Yolculuğu esnasında gözlemlediği sosyal adaletsizlik ve yoksulluk, Che'nin sosyalist fikirlerle tanışmasına sebep oldu. Önce Guatemala'da devrimci faaliyetler içerisinde bulunan Che, Guatemala'dan Meksika'ya geçtiğinde ise o esnada sürgünde bulunan Fidel Castro ve arkadaşlarıyla tanışarak Küba devrimine dahil oldu.
KÜBA YOLCULUĞU
Bir süre ülke kamuoyundan çekilen Che'nin nerede olduğu sorularının çoğalması üzerine Fidel Castro, 3 Ekim 1965 tarihinde Che'nin veda mektubunu Kübalılara okudu.

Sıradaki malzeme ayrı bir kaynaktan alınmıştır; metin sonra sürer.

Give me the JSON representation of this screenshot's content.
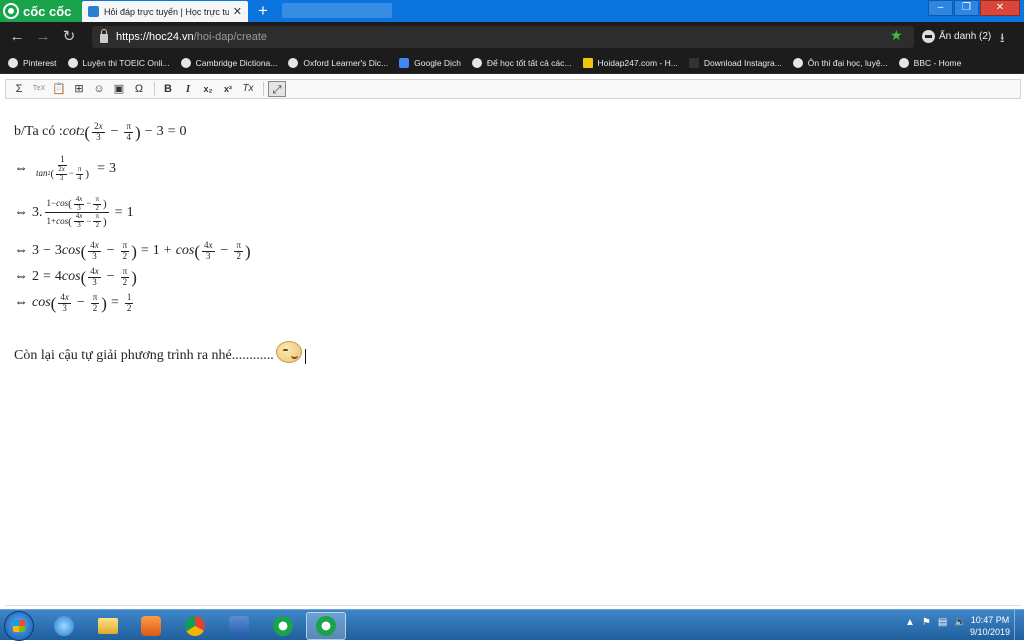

ÖNCE AFRİKA, SONRA BOLİVYA
İlk olarak Kongo'ya giden Che, burada yaşanan başarısızlık sebebiyle, öldürüleceği yer olan Bolivya'ya geçti. Bolivya'da da çeşitli başarısızlıklarla karşılaşan Che, 9 Ekim 1967'de CIA ve Amerikan Ordusu'na bağlı Özel Harekat Birlikleri tarafından yakalanarak yargısız infaz sonucu öldürüldü.
'VUR BENİ KORKAK'
Che'nin, öldürülmeden kısa süre önce, kendisini öldürmek için görevlendirilen Bolivyalı askere söylediği "Buraya beni öldürmeye geldiğini biliyorum. Vur beni korkak, yalnızca bir adam öldürmüş olacaksın" ifadeleri, onun son sözleri oldu.
Ölümünden sonra, Che'nin bedeni Küba'ya teslim edilmedi ve elleri kesilerek bilinmeyen bir yere gömüldü. Ancak, 1997 yılında, Guevara'nın bedeninden kalanlar Vallegrande yakınındaki bir uçak pistinin altından çıkarıldı ve yapılan DNA testinin ardından Küba'ya teslim edildi.
ÖLÜMÜNDEN 30 YIL SONRA BULUNDU
Che'nin cenazesi ise, 17 Ekim 1997'de Santa Clara'da özel olarak hazırlanmış anıt mezara askeri törenle gömüldü.
Che'nin ölüm yıldönümü, her yıl dünya çapında yapılan çok sayıda etkinlik ve anma programlarıyla birlikte anılıyor.